Aku mendapat panggilan “Miss Riweuh” karena selalu mengambil pusing sesuatu
yang sebenarnya kecil, sehingga membuatku jadi repot sendiri. Aku selalu
berlagak sok jagoan, padahal sebenarnya aku belum memiliki kemampuan apa-apa,
apalagi dalam organisasi.
Saat
itu waktu menunjukkan hampir pukul 20.00, aku berjalan cepat di atas trotoar
pinggir jalan Setiabudhi. Aku mencari sesuatu yang sebenarnya aku sendiri tidak
tahu apa yang harus aku cari. Berada di tengah kota Bandung malam Minggu begini
dimana jalanan sangat macet sementara aku merasa menjadi anak hilang. Orang-orang
kalangan atas kota tengah merayakan weekend
bersama keluarganya. Aku menengok sedikit ke mobil kinclong di sampingku yang
diam di tengah kemacetan. Aku dapat melihat ayah dengan air muka jengkel duduk
di belakang stir, sementara sang ibu yang berada di sampingnya tengah berkaca
sambil memoleskan lipstik di atas bibir merahnya, dua orang anak laki-laki
kembar usia 10 tahun-an bersenda gurau di jok belakang, dan sang adik yang
masih balita tertidur lelap di samping kedua kakaknya. Ah, hampir mirip keluargaku. Andai aku dapat menikmati kota besar
ini bersama mereka di saat yang sangat santai, dimana kami tak punya beban
apa-apa.
Aku
telah melewati beberapa tempat nongkong anak muda yang tempat parkirnya saja
sudah penuh, aku mendengar live music
dari dalamnya. Ah, betapa bahagianya mereka. Andai aku dapat disana bersama
Dendon. Di saat aku tak punya agenda kepanitiaan, dan Dendon sedang tak ada
proyek. Ah tapi tak mungkin juga, mana bisa anak kost-an melarat seperti kami
masuk ke tempat seperti ini. Hihihi,
aku tertawa kecil spontan. Tapi mengingat-ingat Dendon membuatku jengkel juga.
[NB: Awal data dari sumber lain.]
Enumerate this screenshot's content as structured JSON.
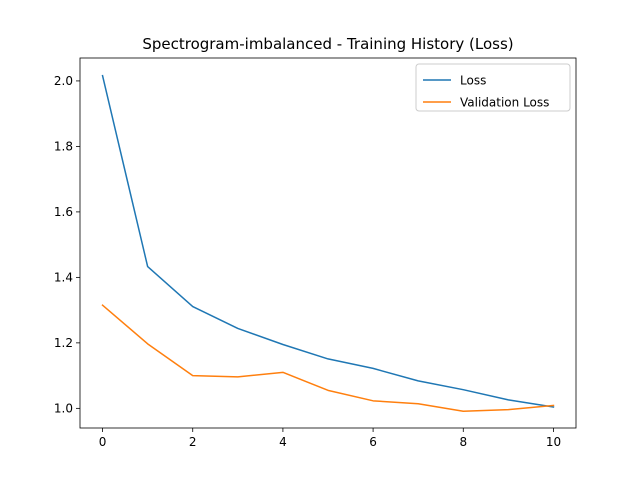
{
  "chart_data": {
    "type": "line",
    "title": "Spectrogram-imbalanced - Training History (Loss)",
    "xlabel": "",
    "ylabel": "",
    "xlim": [
      -0.5,
      10.5
    ],
    "ylim": [
      0.94,
      2.07
    ],
    "xticks": [
      0,
      2,
      4,
      6,
      8,
      10
    ],
    "xtick_labels": [
      "0",
      "2",
      "4",
      "6",
      "8",
      "10"
    ],
    "yticks": [
      1.0,
      1.2,
      1.4,
      1.6,
      1.8,
      2.0
    ],
    "ytick_labels": [
      "1.0",
      "1.2",
      "1.4",
      "1.6",
      "1.8",
      "2.0"
    ],
    "grid": false,
    "legend_position": "top-right",
    "x": [
      0,
      1,
      2,
      3,
      4,
      5,
      6,
      7,
      8,
      9,
      10
    ],
    "series": [
      {
        "name": "Loss",
        "color": "#1f77b4",
        "values": [
          2.016,
          1.433,
          1.311,
          1.244,
          1.195,
          1.151,
          1.122,
          1.084,
          1.057,
          1.026,
          1.004
        ]
      },
      {
        "name": "Validation Loss",
        "color": "#ff7f0e",
        "values": [
          1.315,
          1.197,
          1.1,
          1.096,
          1.11,
          1.055,
          1.023,
          1.014,
          0.991,
          0.996,
          1.009
        ]
      }
    ]
  }
}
Aku memiliki pacar yang seharusnya dapat diandalkan kapan pun. Aku punya pacar
tapi seperti tak punya saja, aku menjalani semuanya sendiri. Memang aku sendiri
yang sok jagoan apabila sedang sibuk dan Dendon mencoba membantuku. Aku selalu
mencoba terlihat kuat di depan Dendon. Aku sendiri yang mengusulkan agar
hubungan kita ini jangan sampai membuat kita masing-masing menjadi lemah,
justru harus membuat diri kita masing-masing semakin mandiri dan kuat, oleh
karena itu pacar jangan dijadikan asisten dalam mengerjakan tugas pribadi.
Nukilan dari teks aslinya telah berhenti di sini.